[openstack-dev] [Neutron] Being more aggressive with our defaults

Monty Taylor mordred at inaugust.com
Mon Feb 8 16:31:14 UTC 2016

On 02/08/2016 09:47 AM, Sean M. Collins wrote:
> Hi,
> With the path_mtu issue - our default was to set path_mtu to zero, and
> do no calculation against the physical segment MTU and the overhead for
> the tunneling protocol that was selected for a tenant network.

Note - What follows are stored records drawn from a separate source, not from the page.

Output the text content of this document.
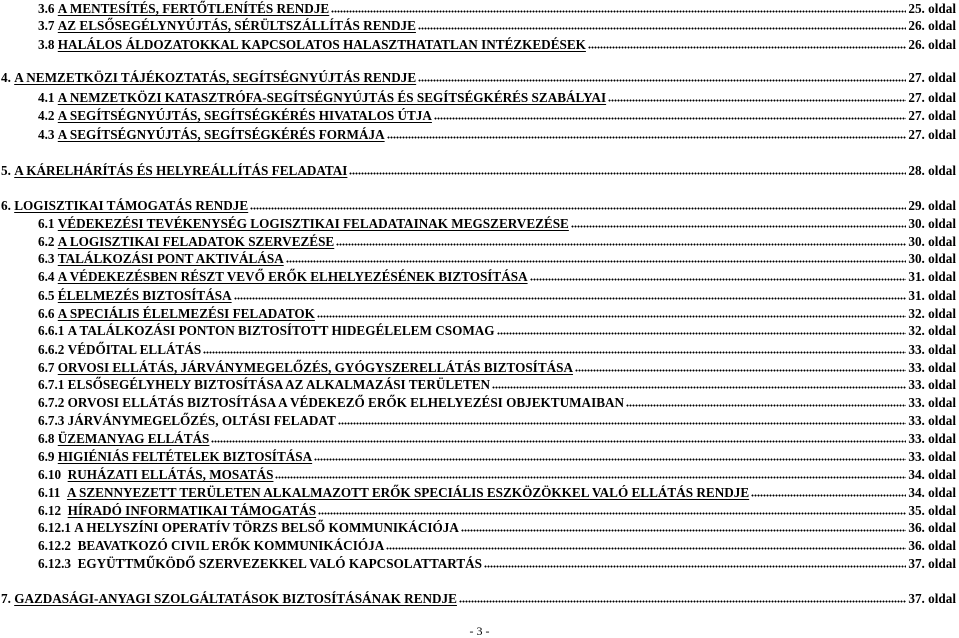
3.6 A MENTESÍTÉS, FERTŐTLENÍTÉS RENDJE	25. oldal
3.7 AZ ELSŐSEGÉLYNYÚJTÁS, SÉRÜLTSZÁLLÍTÁS RENDJE	26. oldal
3.8 HALÁLOS ÁLDOZATOKKAL KAPCSOLATOS HALASZTHATATLAN INTÉZKEDÉSEK	26. oldal
4. A NEMZETKÖZI TÁJÉKOZTATÁS, SEGÍTSÉGNYÚJTÁS RENDJE	27. oldal
4.1 A NEMZETKÖZI KATASZTRÓFA-SEGÍTSÉGNYÚJTÁS ÉS SEGÍTSÉGKÉRÉS SZABÁLYAI	27. oldal
4.2 A SEGÍTSÉGNYÚJTÁS, SEGÍTSÉGKÉRÉS HIVATALOS ÚTJA	27. oldal
4.3 A SEGÍTSÉGNYÚJTÁS, SEGÍTSÉGKÉRÉS FORMÁJA	27. oldal
5. A KÁRELHÁRÍTÁS ÉS HELYREÁLLÍTÁS FELADATAI	28. oldal
6. LOGISZTIKAI TÁMOGATÁS RENDJE	29. oldal
6.1 VÉDEKEZÉSI TEVÉKENYSÉG LOGISZTIKAI FELADATAINAK MEGSZERVEZÉSE	30. oldal
6.2 A LOGISZTIKAI FELADATOK SZERVEZÉSE	30. oldal
6.3 TALÁLKOZÁSI PONT AKTIVÁLÁSA	30. oldal
6.4 A VÉDEKEZÉSBEN RÉSZT VEVŐ ERŐK ELHELYEZÉSÉNEK BIZTOSÍTÁSA	31. oldal
6.5 ÉLELMEZÉS BIZTOSÍTÁSA	31. oldal
6.6 A SPECIÁLIS ÉLELMEZÉSI FELADATOK	32. oldal
6.6.1 A TALÁLKOZÁSI PONTON BIZTOSÍTOTT HIDEGÉLELEM CSOMAG	32. oldal
6.6.2 VÉDŐITAL ELLÁTÁS	33. oldal
6.7 ORVOSI ELLÁTÁS, JÁRVÁNYMEGELŐZÉS, GYÓGYSZERELLÁTÁS BIZTOSÍTÁSA	33. oldal
6.7.1 ELSŐSEGÉLYHELY BIZTOSÍTÁSA AZ ALKALMAZÁSI TERÜLETEN	33. oldal
6.7.2 ORVOSI ELLÁTÁS BIZTOSÍTÁSA A VÉDEKEZŐ ERŐK ELHELYEZÉSI OBJEKTUMAIBAN	33. oldal
6.7.3 JÁRVÁNYMEGELŐZÉS, OLTÁSI FELADAT	33. oldal
6.8 ÜZEMANYAG ELLÁTÁS	33. oldal
6.9 HIGIÉNIÁS FELTÉTELEK BIZTOSÍTÁSA	33. oldal
6.10 RUHÁZATI ELLÁTÁS, MOSATÁS	34. oldal
6.11 A SZENNYEZETT TERÜLETEN ALKALMAZOTT ERŐK SPECIÁLIS ESZKÖZÖKKEL VALÓ ELLÁTÁS RENDJE	34. oldal
6.12 HÍRADÓ INFORMATIKAI TÁMOGATÁS	35. oldal
6.12.1 A HELYSZÍNI OPERATÍV TÖRZS BELSŐ KOMMUNIKÁCIÓJA	36. oldal
6.12.2 BEAVATKOZÓ CIVIL ERŐK KOMMUNIKÁCIÓJA	36. oldal
6.12.3 EGYÜTTMŰKÖDŐ SZERVEZEKKEL VALÓ KAPCSOLATTARTÁS	37. oldal
7. GAZDASÁGI-ANYAGI SZOLGÁLTATÁSOK BIZTOSÍTÁSÁNAK RENDJE	37. oldal
- 3 -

Which
> means the network would break.
> I am working on patches to change our behavior to set the MTU to 1500 by
> default[1], so that at least our out of the box experience is more
> sensible.
> This brings me to the csum feature of recent linux kernel versions and
> related network components.
> Patches:
> https://review.openstack.org/#/c/220744/
> https://review.openstack.org/#/c/261409/
> Bugs/RFEs:
> https://bugs.launchpad.net/neutron/+bug/1515069
> https://bugs.launchpad.net/neutron/+bug/1492111
> Basically, we see that enabling the csum feature creates the conditions
> where 10gig link were able to be fully utilized[2] in one instance[3]. My
> thinking is - yes I too would like to fully utilize the links that I
> paid good money for. Someone with more knowledge can correct me
> , but is there any reason not to enable this feature? If your hardware
> supports it, we should utilize it. If your hardware doesn't support it,
> then we shouldn't.
> tl;dr - why do we keep merging features that create more knobs that
> deployers and deployment tools need to keep turning? The fact that we
> merge features that are disabled by default means that they are not as
> thoroughly tested as features that are enabled by default.
> Neutron should have a lot of things enabled by default that improve
> performance (l2pop? path_mtu? dvr?), and by itself, try and enable these
> features. If for some reason the hardware doesn't support it, log that
> it wasn't successful and then disable.


There should not be an option labeled "go-fast" ... the only reason to 
have an option at all is if there is a valid reason for turning it off 
(like cards that have buggy checksums that you need to disable/ignore 
hardware side), and the only reason to leave such an option defaulting 
in the slow position is if the failure mode is one that can't be 
adequately tested at runtime and where failure could lead to 
corruption/data loss.

> OK - that's it for me. Thanks for reading. I'll put on my asbestos
> undies now.
> [1]: https://review.openstack.org/#/c/276411/
> [2]: http://openvswitch.org/pipermail/dev/2015-August/059335.html
> [3]: Yes, it's only one data point....